In Saudi Arabia, the principle that no commercial business may operate without a license is firmly rooted in multiple regulatory instruments, including the Anti-Commercial Concealment Law and the Commercial Registry Law. As such, any company seeking to engage in these activities must fulfill the applicable licensing requirements. Not only does compliance secure legal standing, but it also reinforces market integrity, ensuring that all participants operate on a transparent and equitable footing.

CONCLUSION: TOWARD AN INTEGRATED INVESTMENT ECOSYSTEM

The law enabling non-Saudis to own real estate represents a qualitative leap in Saudi Arabia's investment environment. By balancing the imperative of national sovereignty with the need to attract and regulate foreign capital, the framework establishes a model that is both progressive and protective. It is an integrated solution that welcomes global investors while safeguarding the Kingdom's economic and social interests.

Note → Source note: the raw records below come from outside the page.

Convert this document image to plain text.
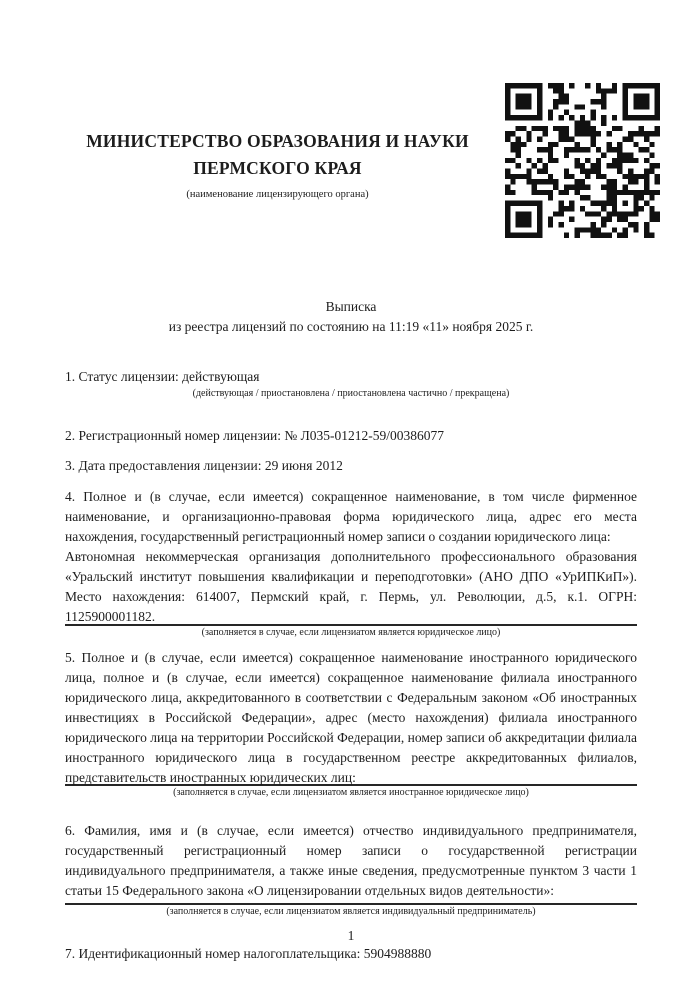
МИНИСТЕРСТВО ОБРАЗОВАНИЯ И НАУКИ
ПЕРМСКОГО КРАЯ
(наименование лицензирующего органа)
Выписка
из реестра лицензий по состоянию на 11:19 «11» ноября 2025 г.
1. Статус лицензии: действующая
(действующая / приостановлена / приостановлена частично / прекращена)
2. Регистрационный номер лицензии: № Л035-01212-59/00386077
3. Дата предоставления лицензии: 29 июня 2012
4. Полное и (в случае, если имеется) сокращенное наименование, в том числе фирменное наименование, и организационно-правовая форма юридического лица, адрес его места нахождения, государственный регистрационный номер записи о создании юридического лица:
Автономная некоммерческая организация дополнительного профессионального образования «Уральский институт повышения квалификации и переподготовки» (АНО ДПО «УрИПКиП»). Место нахождения: 614007, Пермский край, г. Пермь, ул. Революции, д.5, к.1. ОГРН: 1125900001182.
(заполняется в случае, если лицензиатом является юридическое лицо)
5. Полное и (в случае, если имеется) сокращенное наименование иностранного юридического лица, полное и (в случае, если имеется) сокращенное наименование филиала иностранного юридического лица, аккредитованного в соответствии с Федеральным законом «Об иностранных инвестициях в Российской Федерации», адрес (место нахождения) филиала иностранного юридического лица на территории Российской Федерации, номер записи об аккредитации филиала иностранного юридического лица в государственном реестре аккредитованных филиалов, представительств иностранных юридических лиц:
(заполняется в случае, если лицензиатом является иностранное юридическое лицо)
6. Фамилия, имя и (в случае, если имеется) отчество индивидуального предпринимателя, государственный регистрационный номер записи о государственной регистрации индивидуального предпринимателя, а также иные сведения, предусмотренные пунктом 3 части 1 статьи 15 Федерального закона «О лицензировании отдельных видов деятельности»:
(заполняется в случае, если лицензиатом является индивидуальный предприниматель)
7. Идентификационный номер налогоплательщика: 5904988880
1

In this sense, the reform is not merely a regulatory development; it is a strategic statement. It underscores Saudi Arabia's confidence in its investment climate, its readiness to engage with global markets, and its determination to realize the ambitions of Vision 2030. The law is a cornerstone in building a dynamic, prosperous, and sustainable future for the Kingdom.

That said, proper legal structuring and a comprehensive understanding of the law's various aspects are essential. Careful legal planning ensures compliance, optimizes investment outcomes, and provides clarity on ownership structures, licensing, and operational requirements. Establishing the appropriate legal and business structures at the outset will be critical for investors to maximize opportunities under this new framework and to navigate the Saudi real estate market with confidence.

The content of this article is intended to provide a general guide to the subject matter. Specialist advice should be sought about your specific circumstances.